Published on March 17, 2009 · 1:11 pm UK · 12 comments

in Business, Communication, Ethics, Public Relations, Reputation

trustconsequences

Amongst all the hand-wringing and words of anger about the behaviours of some companies in the financial sector, here’s hard proof that when you really mess with your customers’ trust in your business, the direct consequences can be severe.

From today’s Economic Times of India:

Around 46 customers of Satyam Computer Services have moved their outsourcing contracts to rival tech firms such as TCS, Wipro, IBM and Accenture, ever since the company’s founder and chairman Ramalinga Raju admitted to a financial fraud of over $1 billion.

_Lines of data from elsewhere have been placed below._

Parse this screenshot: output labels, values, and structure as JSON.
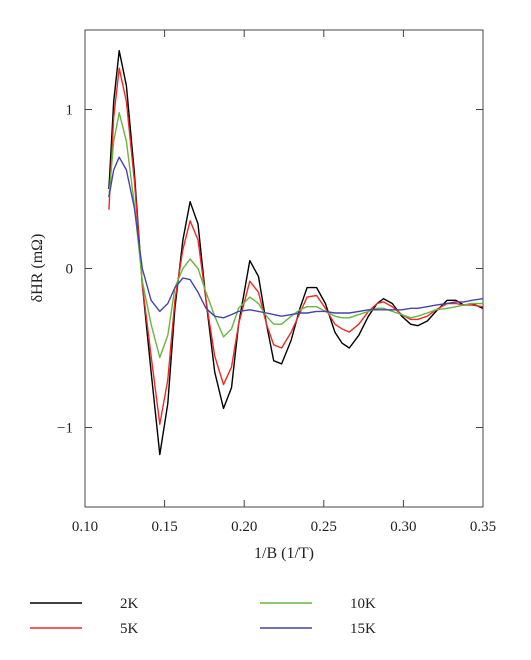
{
  "chart_data": {
    "type": "line",
    "title": "",
    "xlabel": "1/B (1/T)",
    "ylabel": "δHR (mΩ)",
    "xlim": [
      0.1,
      0.35
    ],
    "ylim": [
      -1.5,
      1.5
    ],
    "x_ticks": [
      0.1,
      0.15,
      0.2,
      0.25,
      0.3,
      0.35
    ],
    "x_tick_labels": [
      "0.10",
      "0.15",
      "0.20",
      "0.25",
      "0.30",
      "0.35"
    ],
    "y_ticks": [
      -1,
      0,
      1
    ],
    "y_tick_labels": [
      "−1",
      "0",
      "1"
    ],
    "grid": false,
    "legend_position": "below",
    "series": [
      {
        "name": "2K",
        "color": "#000000",
        "x": [
          0.115,
          0.118,
          0.1215,
          0.126,
          0.131,
          0.136,
          0.1415,
          0.147,
          0.152,
          0.1565,
          0.1615,
          0.166,
          0.171,
          0.176,
          0.1815,
          0.187,
          0.192,
          0.1965,
          0.2035,
          0.209,
          0.214,
          0.2185,
          0.2235,
          0.2295,
          0.235,
          0.2395,
          0.2455,
          0.251,
          0.257,
          0.2615,
          0.266,
          0.272,
          0.278,
          0.2835,
          0.2875,
          0.293,
          0.299,
          0.3045,
          0.309,
          0.315,
          0.3205,
          0.3275,
          0.333,
          0.338,
          0.343,
          0.35
        ],
        "values": [
          0.5,
          1.05,
          1.37,
          1.15,
          0.6,
          -0.1,
          -0.65,
          -1.17,
          -0.85,
          -0.25,
          0.18,
          0.42,
          0.28,
          -0.2,
          -0.65,
          -0.88,
          -0.75,
          -0.35,
          0.05,
          -0.05,
          -0.35,
          -0.58,
          -0.6,
          -0.45,
          -0.25,
          -0.12,
          -0.12,
          -0.22,
          -0.4,
          -0.47,
          -0.5,
          -0.42,
          -0.3,
          -0.22,
          -0.19,
          -0.22,
          -0.3,
          -0.35,
          -0.36,
          -0.33,
          -0.27,
          -0.2,
          -0.2,
          -0.23,
          -0.22,
          -0.25
        ]
      },
      {
        "name": "5K",
        "color": "#ee2a24",
        "x": [
          0.115,
          0.118,
          0.1215,
          0.126,
          0.131,
          0.136,
          0.1415,
          0.147,
          0.152,
          0.1565,
          0.1615,
          0.166,
          0.171,
          0.176,
          0.1815,
          0.187,
          0.192,
          0.1965,
          0.2035,
          0.209,
          0.214,
          0.2185,
          0.2235,
          0.2295,
          0.235,
          0.2395,
          0.2455,
          0.251,
          0.257,
          0.2615,
          0.266,
          0.272,
          0.278,
          0.2835,
          0.2875,
          0.293,
          0.299,
          0.3045,
          0.309,
          0.315,
          0.3205,
          0.3275,
          0.333,
          0.338,
          0.343,
          0.35
        ],
        "values": [
          0.37,
          0.95,
          1.26,
          1.05,
          0.55,
          -0.1,
          -0.55,
          -0.98,
          -0.7,
          -0.2,
          0.12,
          0.3,
          0.18,
          -0.2,
          -0.55,
          -0.73,
          -0.62,
          -0.35,
          -0.08,
          -0.15,
          -0.35,
          -0.48,
          -0.5,
          -0.4,
          -0.28,
          -0.18,
          -0.17,
          -0.25,
          -0.35,
          -0.38,
          -0.4,
          -0.35,
          -0.27,
          -0.22,
          -0.21,
          -0.24,
          -0.29,
          -0.32,
          -0.32,
          -0.3,
          -0.26,
          -0.22,
          -0.22,
          -0.23,
          -0.23,
          -0.24
        ]
      },
      {
        "name": "10K",
        "color": "#67b63f",
        "x": [
          0.115,
          0.118,
          0.1215,
          0.126,
          0.131,
          0.136,
          0.1415,
          0.147,
          0.152,
          0.1565,
          0.1615,
          0.166,
          0.171,
          0.176,
          0.1815,
          0.187,
          0.192,
          0.1965,
          0.2035,
          0.209,
          0.214,
          0.2185,
          0.2235,
          0.2295,
          0.235,
          0.2395,
          0.2455,
          0.251,
          0.257,
          0.2615,
          0.266,
          0.272,
          0.278,
          0.2835,
          0.2875,
          0.293,
          0.299,
          0.3045,
          0.309,
          0.315,
          0.3205,
          0.3275,
          0.333,
          0.338,
          0.343,
          0.35
        ],
        "values": [
          0.45,
          0.8,
          0.98,
          0.8,
          0.4,
          -0.08,
          -0.35,
          -0.56,
          -0.42,
          -0.12,
          0.0,
          0.06,
          0.0,
          -0.15,
          -0.3,
          -0.43,
          -0.38,
          -0.25,
          -0.18,
          -0.22,
          -0.3,
          -0.35,
          -0.35,
          -0.3,
          -0.26,
          -0.24,
          -0.24,
          -0.27,
          -0.3,
          -0.31,
          -0.31,
          -0.29,
          -0.27,
          -0.25,
          -0.25,
          -0.27,
          -0.29,
          -0.31,
          -0.3,
          -0.28,
          -0.26,
          -0.25,
          -0.24,
          -0.23,
          -0.22,
          -0.22
        ]
      },
      {
        "name": "15K",
        "color": "#4444aa",
        "x": [
          0.115,
          0.118,
          0.1215,
          0.126,
          0.131,
          0.136,
          0.1415,
          0.147,
          0.152,
          0.1565,
          0.1615,
          0.166,
          0.171,
          0.176,
          0.1815,
          0.187,
          0.192,
          0.1965,
          0.2035,
          0.209,
          0.214,
          0.2185,
          0.2235,
          0.2295,
          0.235,
          0.2395,
          0.2455,
          0.251,
          0.257,
          0.2615,
          0.266,
          0.272,
          0.278,
          0.2835,
          0.2875,
          0.293,
          0.299,
          0.3045,
          0.309,
          0.315,
          0.3205,
          0.3275,
          0.333,
          0.338,
          0.343,
          0.35
        ],
        "values": [
          0.45,
          0.62,
          0.7,
          0.62,
          0.38,
          0.0,
          -0.2,
          -0.27,
          -0.22,
          -0.12,
          -0.06,
          -0.07,
          -0.15,
          -0.25,
          -0.3,
          -0.31,
          -0.29,
          -0.27,
          -0.26,
          -0.27,
          -0.28,
          -0.29,
          -0.3,
          -0.29,
          -0.28,
          -0.28,
          -0.27,
          -0.27,
          -0.28,
          -0.28,
          -0.28,
          -0.27,
          -0.26,
          -0.26,
          -0.26,
          -0.26,
          -0.26,
          -0.25,
          -0.25,
          -0.24,
          -0.23,
          -0.22,
          -0.21,
          -0.21,
          -0.2,
          -0.19
        ]
      }
    ]
  }
}
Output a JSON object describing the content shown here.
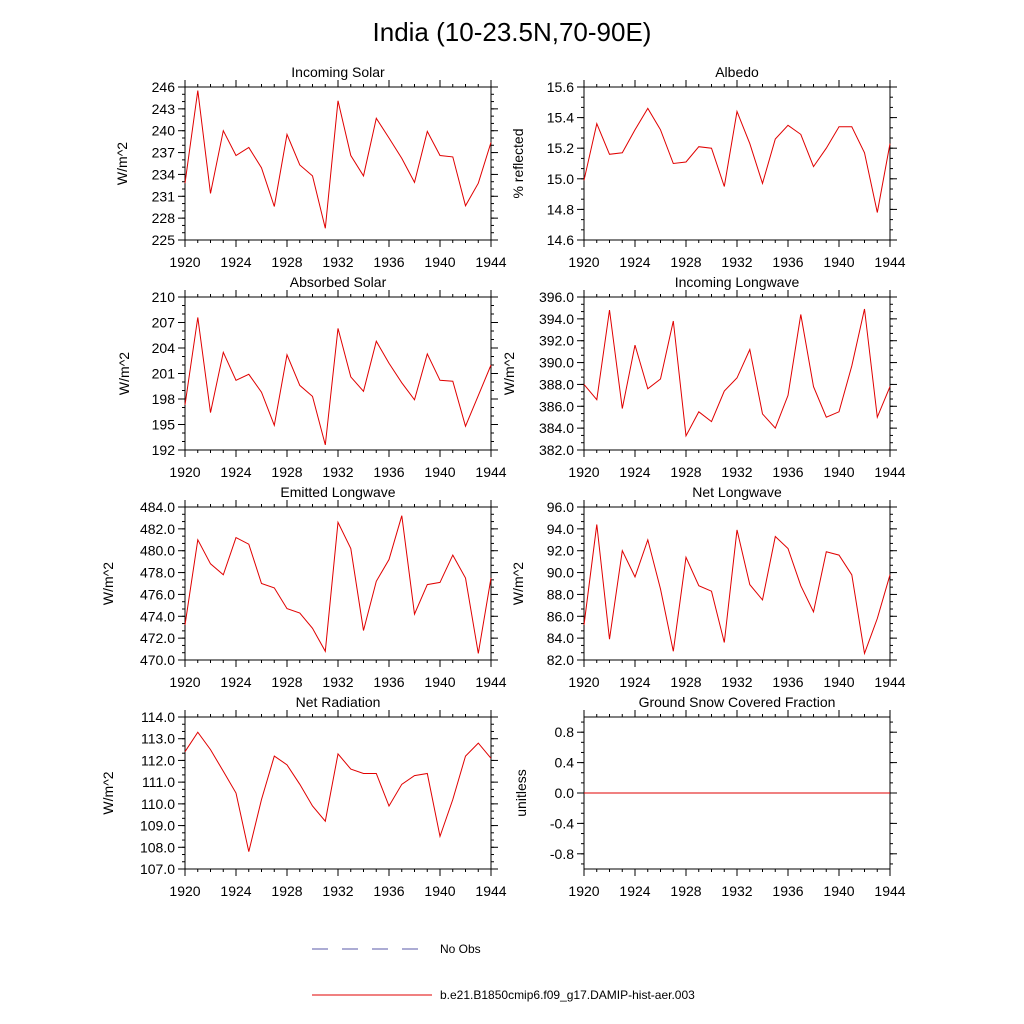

[…] Top customers such as semiconductor firm Applied Materials, Kansas State Bank, Telstra, Emerson, Nissan, State Farm Insurance and Sony apart from dozens others have either moved out their projects completely, or are in the process of migrating current Satyam work to other outsourcing vendors, as these clients seek to mitigate the operational risks by working with more stable vendors.

Those 46 companies would be in the top left blue bar in the graphic above. That graphic comes from the 2009 Edelman Trust Barometer, published last month.

Trust in business around the world is, generally, lower today than it was a year ago, according to the Edelman report. And, generally, CEOs and other leaders aren’t held in especially high esteem.

What happened at Satyam Computer Services is unusual (didn’t they say that, too, about Enron and WorldCom?) and the company probably will recover, especially as they have a new CEO.

But that still requires huge trust. And 46 big customers clearly didn’t want to take another risk.